If I liked bazaar, I would use launchpad.
If I wanted a payed, supported option, I'd go for Basecamp.
I use Task Coach It has hierarchical subtasks, attachments, and prioritization. I really like the ability to create tasks automatically from emails.
I work in almost identical setup and simply use two notebooks. In notebook one I keep generic todo list, which travels with me. Second notebook sits on my desk. I keep more per project detailed data on it describing how I did something or just basic notes when trying to solve something. If the project is bigger, there will be separate binder for it additionally.
The generic notebook gets decoded into excel file which has sheet for each month, so I can track what I've been doing past year(s). Also it helps when troubleshooting reoccurring problems.
There are no atheists when recovering from tape backup.

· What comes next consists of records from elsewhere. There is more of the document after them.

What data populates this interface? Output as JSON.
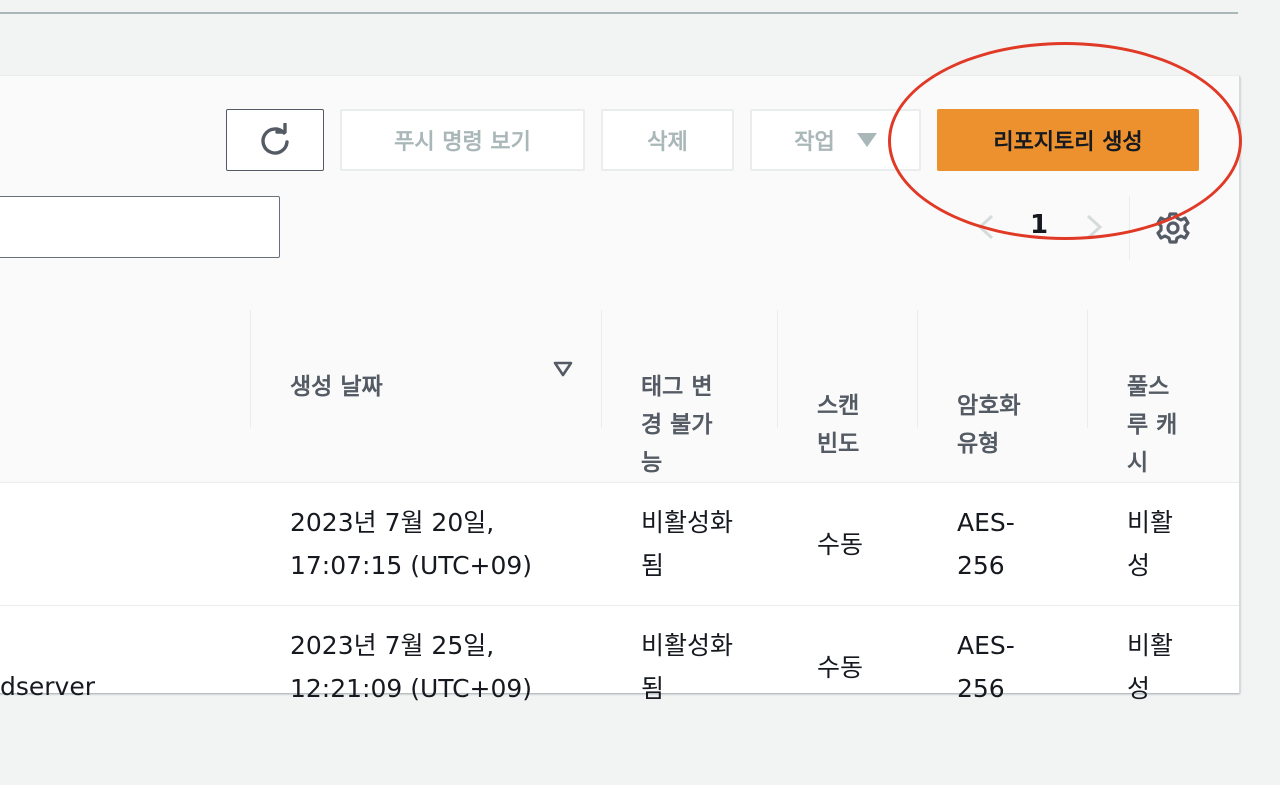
{
  "toolbar": {
    "push_commands_label": "푸시 명령 보기",
    "delete_label": "삭제",
    "actions_label": "작업",
    "create_repository_label": "리포지토리 생성"
  },
  "search": {
    "value": "",
    "placeholder": ""
  },
  "pagination": {
    "current_page": "1"
  },
  "table": {
    "columns": [
      {
        "label": ""
      },
      {
        "label": "생성 날짜",
        "sorted": "descending"
      },
      {
        "label": "태그 변\n경 불가\n능"
      },
      {
        "label": "스캔\n빈도"
      },
      {
        "label": "암호화\n유형"
      },
      {
        "label": "풀스\n루 캐\n시"
      }
    ],
    "rows": [
      {
        "name": "",
        "created": "2023년 7월 20일,\n17:07:15 (UTC+09)",
        "tag_immutability": "비활성화\n됨",
        "scan_frequency": "수동",
        "encryption": "AES-\n256",
        "pull_through_cache": "비활\n성"
      },
      {
        "name": "dserver",
        "created": "2023년 7월 25일,\n12:21:09 (UTC+09)",
        "tag_immutability": "비활성화\n됨",
        "scan_frequency": "수동",
        "encryption": "AES-\n256",
        "pull_through_cache": "비활\n성"
      }
    ]
  },
  "colors": {
    "primary_button": "#ec912d",
    "callout_annotation": "#e03a27",
    "disabled_text": "#aab7b8"
  },
  "icons": {
    "refresh": "refresh-icon",
    "actions_caret": "caret-down-icon",
    "pager_prev": "chevron-left-icon",
    "pager_next": "chevron-right-icon",
    "settings": "gear-icon",
    "sort": "sort-descending-icon"
  }
}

I've worked with people in the same situation (small office & 1 person IT team) before.
They used Trac (http://trac.edgewall.org/) to keep things organized. It works really well because it has integration with the standard SVN features for software development, while tickets/milestones can be used for non-programming projects. It even scales well with job assignments if you eventually get an IT team.
I second org-mode. Basic emacs is worth learning just so you can use it, honestly.
You might want to have a look at Retrospectiva. It has ticketing, milestones/goals, code reviews, a wiki add-on, a blog add-on, and an Agile project management add-on. Plus you're free to develop your own add-ons. It's fully open source too...
Trac is a Bugzilla, Wiki, and then some - plus it has thousands of plugins. Also easy to administer and manage. Great tool, I use it for many projects.
Another vote for org-mode. Checklists + todo + export-to-whatever makes awesome.
Carousel is a lie!
Even if you are not an emacs user org-mode is awesome.